Espero que a reportagem não seja feita de uma forma debochada e espero também que seja realmente sobre o que nós fazemos normalmente: viajar e fazer tudo o possível e impossível para assistir jogos que ninguém vê, já que esse é o mote principal do grupo. E o mote do JOGOS PERDIDOS também, levar ao povo que nos acessa uma visão diferenciada sobre o verdadeiro futebol brasileiro.


David e Estevan sendo entrevistados pelo Fernando Rocha. Detalhe para a grande entrevista do David, com suas respostas monossilábicas. Fotos: Fernando Martinez.


Toda a turma que esteve presente no Espanha: David, Estevan, o cinegrafista Magal, Emerson, o auxiliar de reportagem que esquecemos de perguntar o nome, Fernando e o repórter Fernando Rocha. Foto: Gabriel Martinez.

Final de jogo então, 2 a 0 para o Jabuca, e a promessa de que a matéria vai ao ar (até segunda ordem) no dia 17 de julho, domingo.
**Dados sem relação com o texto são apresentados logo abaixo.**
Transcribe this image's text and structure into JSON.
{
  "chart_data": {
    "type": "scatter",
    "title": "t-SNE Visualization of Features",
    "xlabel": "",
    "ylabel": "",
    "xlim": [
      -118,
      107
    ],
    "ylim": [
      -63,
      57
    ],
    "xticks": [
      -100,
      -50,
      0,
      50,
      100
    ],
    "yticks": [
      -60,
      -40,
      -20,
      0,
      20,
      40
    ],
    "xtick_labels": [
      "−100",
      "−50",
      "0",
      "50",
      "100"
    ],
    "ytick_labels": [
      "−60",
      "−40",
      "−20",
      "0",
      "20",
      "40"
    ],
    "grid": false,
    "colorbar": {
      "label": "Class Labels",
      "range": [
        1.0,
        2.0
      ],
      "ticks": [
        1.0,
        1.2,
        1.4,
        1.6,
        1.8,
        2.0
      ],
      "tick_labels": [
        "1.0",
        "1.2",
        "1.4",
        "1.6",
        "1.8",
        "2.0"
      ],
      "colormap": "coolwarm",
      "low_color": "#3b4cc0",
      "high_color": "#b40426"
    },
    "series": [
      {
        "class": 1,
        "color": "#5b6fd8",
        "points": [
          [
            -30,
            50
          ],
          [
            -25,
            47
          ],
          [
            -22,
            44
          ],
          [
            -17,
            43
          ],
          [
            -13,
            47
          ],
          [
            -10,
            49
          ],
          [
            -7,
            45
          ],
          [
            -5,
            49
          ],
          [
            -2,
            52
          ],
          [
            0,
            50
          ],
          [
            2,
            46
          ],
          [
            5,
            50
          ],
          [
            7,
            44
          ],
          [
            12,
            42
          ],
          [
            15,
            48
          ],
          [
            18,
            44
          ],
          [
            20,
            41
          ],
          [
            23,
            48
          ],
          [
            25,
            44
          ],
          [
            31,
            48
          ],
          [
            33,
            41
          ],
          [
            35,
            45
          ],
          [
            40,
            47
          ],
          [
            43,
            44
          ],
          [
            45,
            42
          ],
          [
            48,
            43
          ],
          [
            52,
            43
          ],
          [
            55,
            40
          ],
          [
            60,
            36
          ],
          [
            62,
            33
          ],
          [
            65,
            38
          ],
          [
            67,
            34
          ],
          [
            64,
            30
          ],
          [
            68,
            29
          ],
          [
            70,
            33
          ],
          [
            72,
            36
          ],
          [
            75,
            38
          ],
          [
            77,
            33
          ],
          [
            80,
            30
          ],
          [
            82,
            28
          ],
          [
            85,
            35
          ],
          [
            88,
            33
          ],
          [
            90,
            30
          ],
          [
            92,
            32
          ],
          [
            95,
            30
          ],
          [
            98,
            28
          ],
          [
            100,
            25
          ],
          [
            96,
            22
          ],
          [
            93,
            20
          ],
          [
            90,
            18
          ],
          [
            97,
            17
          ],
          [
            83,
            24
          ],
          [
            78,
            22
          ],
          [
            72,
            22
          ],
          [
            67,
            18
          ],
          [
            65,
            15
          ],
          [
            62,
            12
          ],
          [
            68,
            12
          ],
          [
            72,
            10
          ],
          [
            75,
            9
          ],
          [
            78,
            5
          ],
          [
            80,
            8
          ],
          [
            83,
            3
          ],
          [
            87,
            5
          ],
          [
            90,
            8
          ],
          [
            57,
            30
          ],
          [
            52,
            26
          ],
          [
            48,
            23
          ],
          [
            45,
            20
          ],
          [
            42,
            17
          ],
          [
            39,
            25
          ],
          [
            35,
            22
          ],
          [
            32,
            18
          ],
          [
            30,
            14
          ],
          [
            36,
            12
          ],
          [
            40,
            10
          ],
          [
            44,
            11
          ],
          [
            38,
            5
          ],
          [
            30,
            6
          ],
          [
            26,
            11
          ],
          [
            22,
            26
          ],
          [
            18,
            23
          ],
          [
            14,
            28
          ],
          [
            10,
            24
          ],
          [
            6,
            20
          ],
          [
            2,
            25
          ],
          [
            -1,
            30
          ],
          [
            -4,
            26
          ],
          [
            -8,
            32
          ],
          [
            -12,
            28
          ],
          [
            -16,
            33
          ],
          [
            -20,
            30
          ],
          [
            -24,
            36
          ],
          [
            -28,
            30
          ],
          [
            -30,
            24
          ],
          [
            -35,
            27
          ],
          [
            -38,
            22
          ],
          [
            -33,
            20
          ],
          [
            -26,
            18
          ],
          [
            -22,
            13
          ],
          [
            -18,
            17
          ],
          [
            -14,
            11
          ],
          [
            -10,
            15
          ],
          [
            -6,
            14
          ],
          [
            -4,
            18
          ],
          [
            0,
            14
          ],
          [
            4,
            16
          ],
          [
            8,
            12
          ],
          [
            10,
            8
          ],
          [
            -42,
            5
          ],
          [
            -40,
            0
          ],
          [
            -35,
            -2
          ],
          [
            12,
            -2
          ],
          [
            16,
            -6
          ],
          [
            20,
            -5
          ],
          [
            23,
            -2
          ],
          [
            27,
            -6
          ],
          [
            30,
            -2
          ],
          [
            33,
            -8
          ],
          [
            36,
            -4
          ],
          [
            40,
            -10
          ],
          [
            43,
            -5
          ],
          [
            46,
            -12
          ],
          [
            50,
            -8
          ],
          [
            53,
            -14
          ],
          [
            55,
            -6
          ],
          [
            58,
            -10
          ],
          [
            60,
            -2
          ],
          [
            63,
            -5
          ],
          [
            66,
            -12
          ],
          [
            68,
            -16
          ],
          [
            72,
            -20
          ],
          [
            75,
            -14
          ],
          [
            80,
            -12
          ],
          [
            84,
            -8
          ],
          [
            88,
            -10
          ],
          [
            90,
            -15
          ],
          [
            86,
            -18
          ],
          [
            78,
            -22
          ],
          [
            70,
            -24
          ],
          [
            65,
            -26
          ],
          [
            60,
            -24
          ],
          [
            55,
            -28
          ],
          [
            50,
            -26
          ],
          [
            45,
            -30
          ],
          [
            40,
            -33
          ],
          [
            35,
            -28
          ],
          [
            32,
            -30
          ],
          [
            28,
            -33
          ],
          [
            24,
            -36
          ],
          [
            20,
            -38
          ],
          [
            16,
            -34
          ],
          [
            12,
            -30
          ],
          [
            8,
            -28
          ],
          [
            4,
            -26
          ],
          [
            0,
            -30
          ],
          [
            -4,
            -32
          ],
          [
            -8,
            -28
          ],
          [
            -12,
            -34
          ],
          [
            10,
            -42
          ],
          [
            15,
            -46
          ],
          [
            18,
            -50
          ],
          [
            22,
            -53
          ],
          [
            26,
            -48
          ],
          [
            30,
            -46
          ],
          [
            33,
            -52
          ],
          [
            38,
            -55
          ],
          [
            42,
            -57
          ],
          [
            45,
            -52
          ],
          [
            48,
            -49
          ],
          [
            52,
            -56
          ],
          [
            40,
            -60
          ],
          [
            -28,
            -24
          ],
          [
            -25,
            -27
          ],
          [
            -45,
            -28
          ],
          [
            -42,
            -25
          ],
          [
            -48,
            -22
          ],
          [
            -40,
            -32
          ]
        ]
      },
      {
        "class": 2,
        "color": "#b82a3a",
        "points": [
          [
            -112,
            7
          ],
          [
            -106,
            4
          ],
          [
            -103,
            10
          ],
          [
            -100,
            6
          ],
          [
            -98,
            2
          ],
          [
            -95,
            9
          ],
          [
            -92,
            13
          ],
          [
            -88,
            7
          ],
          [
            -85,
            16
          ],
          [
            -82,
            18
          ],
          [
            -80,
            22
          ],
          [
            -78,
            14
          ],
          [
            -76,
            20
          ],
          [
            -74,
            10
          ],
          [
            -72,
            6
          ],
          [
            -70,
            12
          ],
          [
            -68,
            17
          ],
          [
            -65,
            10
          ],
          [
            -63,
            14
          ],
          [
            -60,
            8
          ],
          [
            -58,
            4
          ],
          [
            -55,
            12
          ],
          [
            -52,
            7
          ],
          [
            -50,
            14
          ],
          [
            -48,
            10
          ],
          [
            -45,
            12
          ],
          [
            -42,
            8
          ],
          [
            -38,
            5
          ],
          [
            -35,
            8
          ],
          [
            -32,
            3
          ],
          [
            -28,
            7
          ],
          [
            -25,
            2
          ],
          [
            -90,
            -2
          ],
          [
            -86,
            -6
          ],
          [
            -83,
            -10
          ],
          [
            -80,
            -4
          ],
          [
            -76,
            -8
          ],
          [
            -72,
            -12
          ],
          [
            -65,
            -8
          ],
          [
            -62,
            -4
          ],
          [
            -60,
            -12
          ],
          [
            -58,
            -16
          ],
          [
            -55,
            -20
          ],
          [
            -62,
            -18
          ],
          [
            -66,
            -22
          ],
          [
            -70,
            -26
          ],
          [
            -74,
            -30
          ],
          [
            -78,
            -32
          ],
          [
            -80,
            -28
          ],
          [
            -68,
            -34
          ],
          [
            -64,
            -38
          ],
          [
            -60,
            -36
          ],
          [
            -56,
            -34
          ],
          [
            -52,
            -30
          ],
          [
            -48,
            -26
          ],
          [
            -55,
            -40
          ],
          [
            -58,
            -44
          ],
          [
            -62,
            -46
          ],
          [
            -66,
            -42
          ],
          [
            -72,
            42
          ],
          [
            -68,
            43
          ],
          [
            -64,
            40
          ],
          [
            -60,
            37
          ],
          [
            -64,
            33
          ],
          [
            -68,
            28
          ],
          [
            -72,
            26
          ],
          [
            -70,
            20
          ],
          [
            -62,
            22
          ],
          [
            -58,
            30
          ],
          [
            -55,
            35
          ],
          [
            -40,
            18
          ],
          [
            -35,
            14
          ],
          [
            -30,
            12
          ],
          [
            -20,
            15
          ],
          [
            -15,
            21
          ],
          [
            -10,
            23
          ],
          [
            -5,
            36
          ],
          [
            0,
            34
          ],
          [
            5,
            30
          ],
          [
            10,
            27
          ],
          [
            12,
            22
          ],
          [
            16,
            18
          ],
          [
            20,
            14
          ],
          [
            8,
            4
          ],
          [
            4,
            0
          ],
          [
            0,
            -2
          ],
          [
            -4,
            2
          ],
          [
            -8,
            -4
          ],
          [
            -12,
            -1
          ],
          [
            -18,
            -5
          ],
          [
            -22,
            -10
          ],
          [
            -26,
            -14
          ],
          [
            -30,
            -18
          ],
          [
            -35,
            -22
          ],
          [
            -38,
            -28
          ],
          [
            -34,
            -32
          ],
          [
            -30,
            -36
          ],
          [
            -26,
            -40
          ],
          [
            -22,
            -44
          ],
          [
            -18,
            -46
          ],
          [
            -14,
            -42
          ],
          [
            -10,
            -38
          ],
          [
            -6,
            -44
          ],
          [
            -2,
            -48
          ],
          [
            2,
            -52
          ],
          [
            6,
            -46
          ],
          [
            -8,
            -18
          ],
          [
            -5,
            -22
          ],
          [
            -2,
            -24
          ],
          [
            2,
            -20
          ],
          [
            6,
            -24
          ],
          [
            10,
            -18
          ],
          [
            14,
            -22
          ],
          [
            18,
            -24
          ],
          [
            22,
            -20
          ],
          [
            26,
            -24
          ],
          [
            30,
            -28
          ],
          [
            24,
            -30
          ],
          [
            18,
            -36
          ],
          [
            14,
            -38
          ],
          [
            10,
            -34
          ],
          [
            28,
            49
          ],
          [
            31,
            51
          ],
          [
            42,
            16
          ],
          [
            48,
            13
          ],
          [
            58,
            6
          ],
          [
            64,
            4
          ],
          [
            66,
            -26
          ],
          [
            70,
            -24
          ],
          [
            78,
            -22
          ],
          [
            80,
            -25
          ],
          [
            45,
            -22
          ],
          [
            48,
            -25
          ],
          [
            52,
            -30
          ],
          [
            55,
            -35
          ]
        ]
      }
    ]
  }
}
O legal é que provavelmente ninguém do Clube verá a reportagem na hora da exibição, porquê todos estarão a postos nos estádios paulistas para a última rodada da primeira fase do Paulista Segunda Divisão. Mas nada que um vídeo-cassete não resolva.


Estevan e Gabriel curtindo o jogo. Logo acima, a bela torcida do Jabaquara, com sua torcedora ilustre: Babalu. Foto: Fernando Martinez.


Numa entrevista exclusiva, Fernando pergunta para o Gabriel quais foram suas impressões da partida. Foto: Estevan Mazzuia.

O melhor disso, é que logo após o jogo, ainda tivemos a coragem de ir para Guarulhos, acompanhar o jogo entre Guarulhos e Força. Mas isso fica para o próximo post.